There was also a display of a wide range of solid wooden furniture produced by Sarawak furniture manufacturers to promote sales of these products in Singapore.

Awang Tengah also informed visitors at the seminar the Sarawak economy is the third largest in Malaysia, with real Gross Domestic Product (GDP) at USD32.9 billion and GDP growth of four-to-five per cent annually.

“Sarawak has a land mass of 12.4 million hectares where approximately 63 per cent is under forest cover. We are known for our unique blend of multi-ethnic culture, and flora and fauna.

“Sarawak is also endowed with abundant natural resources such as oil and gas, hydropower potential, timber and other mineral resources such as coal, kaolin clay and silica sand. We want to value add further these resources to accelerate our economic development,” he said.

The deputy chief minister, who is also chairman of STIDC Board of Management, said the Sarawak government is committed towards ensuring that its forest resources are sustainably managed.

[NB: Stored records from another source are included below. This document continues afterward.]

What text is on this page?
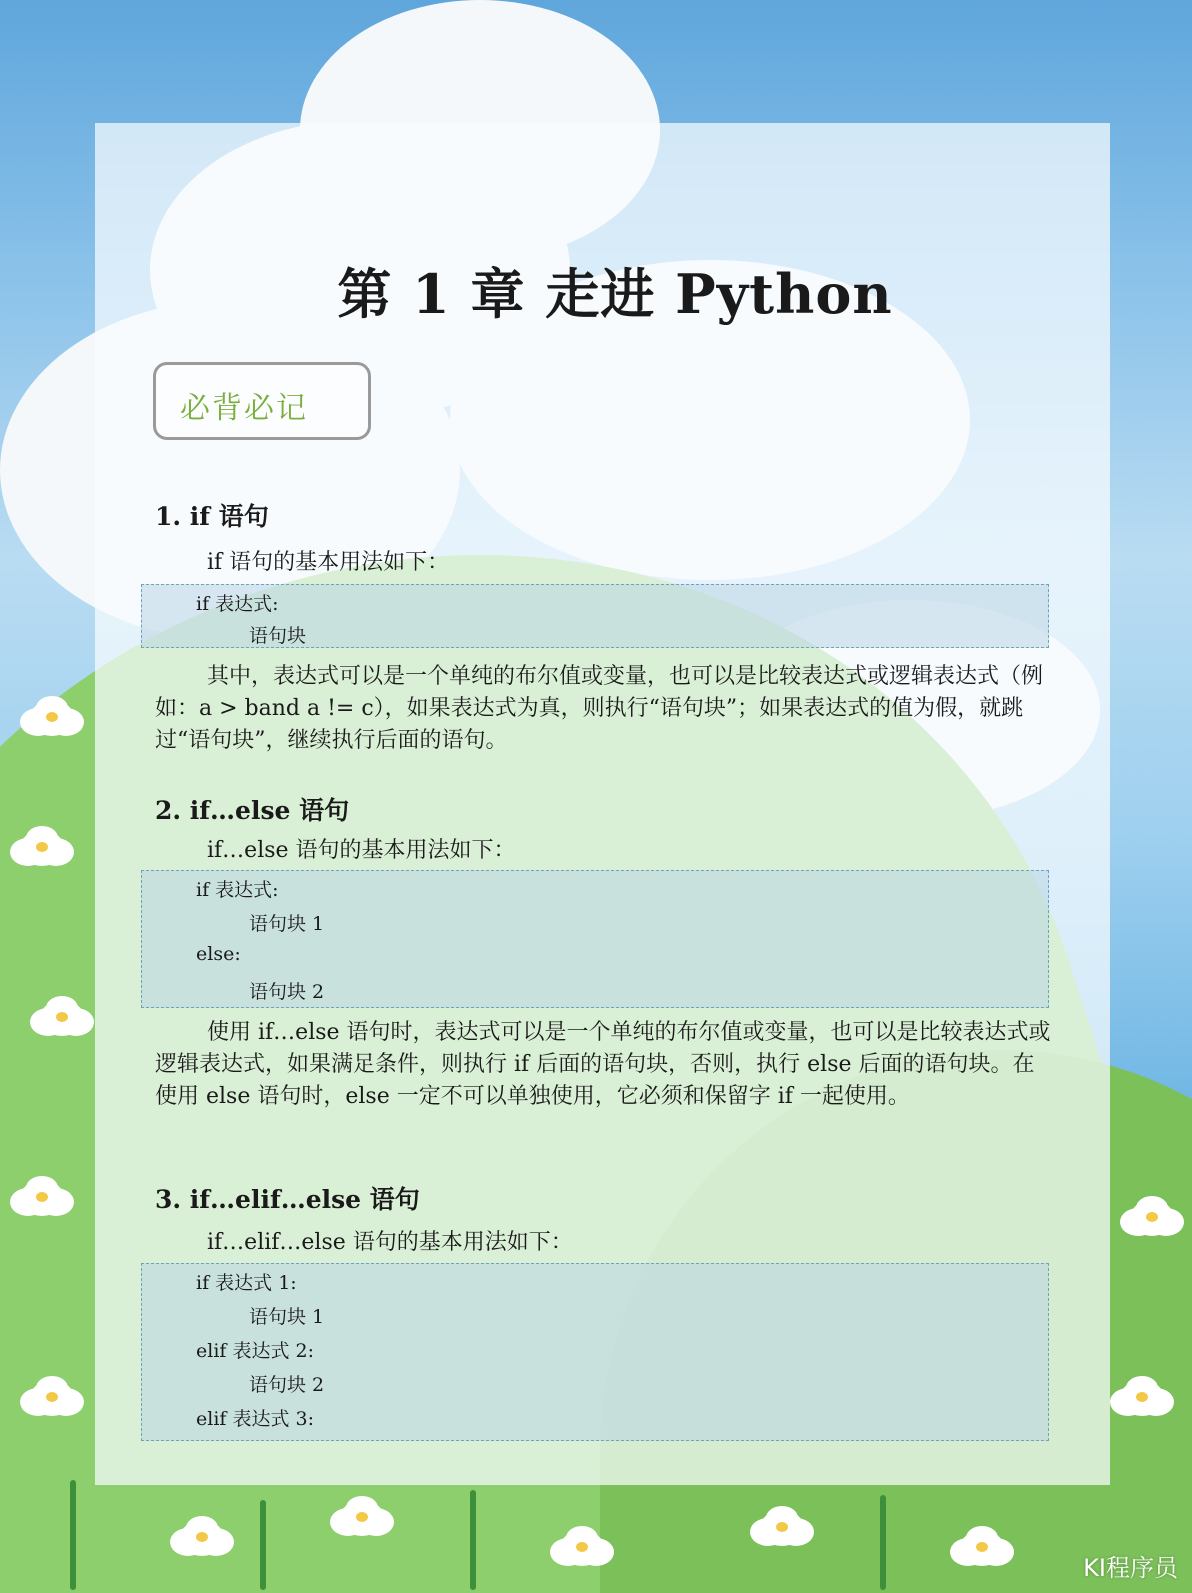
第 1 章 走进 Python
必背必记
1. if 语句
if 语句的基本用法如下：
if 表达式:
语句块
其中，表达式可以是一个单纯的布尔值或变量，也可以是比较表达式或逻辑表达式（例如：a > band a != c），如果表达式为真，则执行“语句块”；如果表达式的值为假，就跳过“语句块”，继续执行后面的语句。
2. if…else 语句
if…else 语句的基本用法如下：
if 表达式:
语句块 1
else:
语句块 2
使用 if…else 语句时，表达式可以是一个单纯的布尔值或变量，也可以是比较表达式或逻辑表达式，如果满足条件，则执行 if 后面的语句块，否则，执行 else 后面的语句块。在使用 else 语句时，else 一定不可以单独使用，它必须和保留字 if 一起使用。
3. if…elif…else 语句
if…elif…else 语句的基本用法如下：
if 表达式 1:
语句块 1
elif 表达式 2:
语句块 2
elif 表达式 3:
KI程序员
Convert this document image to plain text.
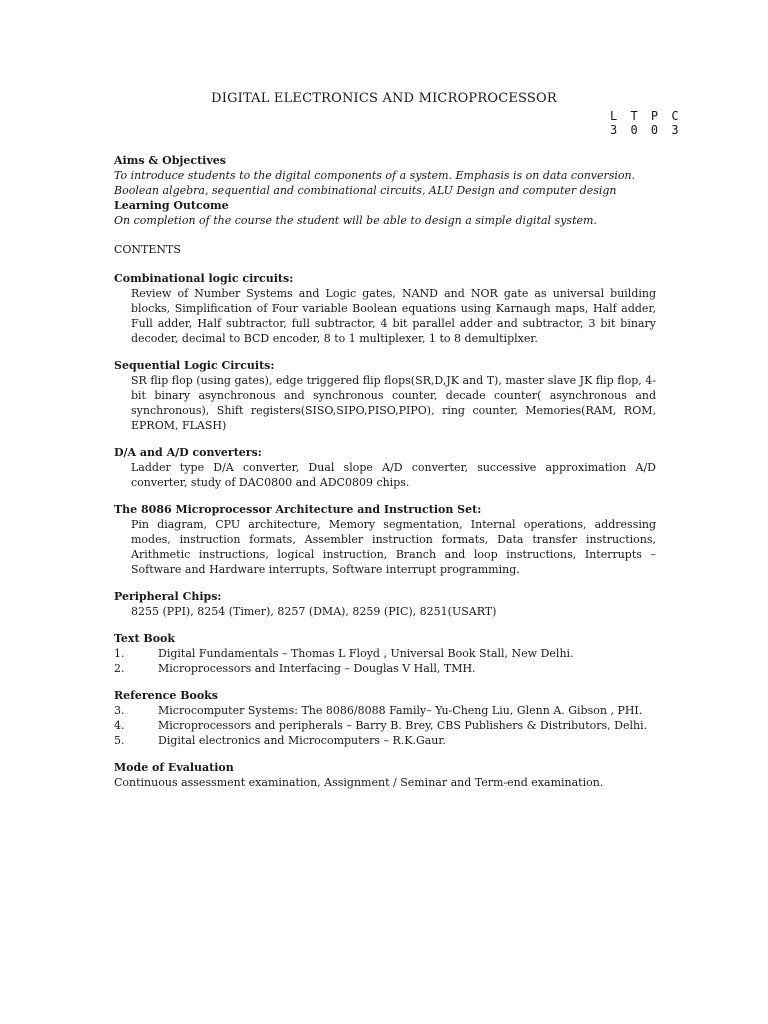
DIGITAL ELECTRONICS AND MICROPROCESSOR
L T P C
3 0 0 3
Aims & Objectives
To introduce students to the digital components of a system. Emphasis is on data conversion. Boolean algebra, sequential and combinational circuits, ALU Design and computer design
Learning Outcome
On completion of the course the student will be able to design a simple digital system.
CONTENTS
Combinational logic circuits:
Review of Number Systems and Logic gates, NAND and NOR gate as universal building blocks, Simplification of Four variable Boolean equations using Karnaugh maps, Half adder, Full adder, Half subtractor, full subtractor, 4 bit parallel adder and subtractor, 3 bit binary decoder, decimal to BCD encoder, 8 to 1 multiplexer, 1 to 8 demultiplxer.
Sequential Logic Circuits:
SR flip flop (using gates), edge triggered flip flops(SR,D,JK and T), master slave JK flip flop, 4-bit binary asynchronous and synchronous counter, decade counter( asynchronous and synchronous), Shift registers(SISO,SIPO,PISO,PIPO), ring counter, Memories(RAM, ROM, EPROM, FLASH)
D/A and A/D converters:
Ladder type D/A converter, Dual slope A/D converter, successive approximation A/D converter, study of DAC0800 and ADC0809 chips.
The 8086 Microprocessor Architecture and Instruction Set:
Pin diagram, CPU architecture, Memory segmentation, Internal operations, addressing modes, instruction formats, Assembler instruction formats, Data transfer instructions, Arithmetic instructions, logical instruction, Branch and loop instructions, Interrupts – Software and Hardware interrupts, Software interrupt programming.
Peripheral Chips:
8255 (PPI), 8254 (Timer), 8257 (DMA), 8259 (PIC), 8251(USART)
Text Book
1.	Digital Fundamentals – Thomas L Floyd , Universal Book Stall, New Delhi.
2.	Microprocessors and Interfacing – Douglas V Hall, TMH.
Reference Books
3.	Microcomputer Systems: The 8086/8088 Family– Yu-Cheng Liu, Glenn A. Gibson , PHI.
4.	Microprocessors and peripherals – Barry B. Brey, CBS Publishers & Distributors, Delhi.
5.	Digital electronics and Microcomputers – R.K.Gaur.
Mode of Evaluation
Continuous assessment examination, Assignment / Seminar and Term-end examination.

“We recognise the value and the significant role of our forest. We practise sustainable forest management to ensure that our timber industry will continue to contribute significantly towards the socio-economic development of Sarawak.”

He said the direction of the state’s timber industry is moving towards the utilisation of alternative raw materials from planted forest, as the production of logs from natural forest will reduce further in future.

The Sarawak government’s policy on forest plantation is to establish one million hectares of planted forests by 2025 to ensure sustainable and renewal supply of raw materials for the timber-based industry, especially downstream activities such as fibreboards, floorings and furniture among others, he added.

To date, he said a total area of more than 400,000 hectares has been planted, while pointing out that the government has also made it mandatory for all long-term forest timber licensees to obtain Forest Management Certification by 2022.

“This certification will provide concrete and verifiable evidence that the forest management unit is being managed on a sustainable basis. This initiative not only widens the market access and acceptance for our timber products but it also enhances state’s image on forest management globally,” he stressed.

Awang Tengah further stated that the state has implemented its timber legality system known as the Sarawak Timber Legality Verification System (STLVS), which covers the processes of timber licensing, harvesting, transporting, manufacturing and trading of logs and timber products in Sarawak.

He said the system has been enhanced with additional element to allow a third party to audit forest and trade activities, adding the system has been recognised and accepted by overseas buyers with special documentation arrangement with Japan, Australia and South Korea.

Singapore, he pointed out, was once an important market for Sarawak timber products, with export of timber products – mainly plywood and sawn timber – to island peaking at RM231 million in 1997.

“However, the export value to Singapore has reduced significantly over the past several years. It is my hope that our mission today (Wednesday) will be able to revive and increase the export of furniture and other timber products to Singapore as we have experienced 20 years ago,” he added.

Awang Tengah also said the opening of the Sarawak Trade and Tourism Office in Singapore (Statos) was an acknowledgement by the state of Singapore’s strength in the business world, adding Statos will leverage on Singapore’s global connections to provide linkages between Sarawak and the world.

“Sarawak is a favourable investment destination to foreign investors and has remained as the top three preferred investment destinations in Malaysia over the past six years. Foreign investors are able to enjoy tax incentives such as Pioneer Status or Investment Tax Allowance and Reinvestment Allowance which are offered by the federal government.

“The Sarawak government also provides incentives such as competitively priced power and water tariffs, affordable industrial land with flexible terms of payments, and investors are able to enjoy 30 per cent rebate on land premium if projects are completed and operational within three years.”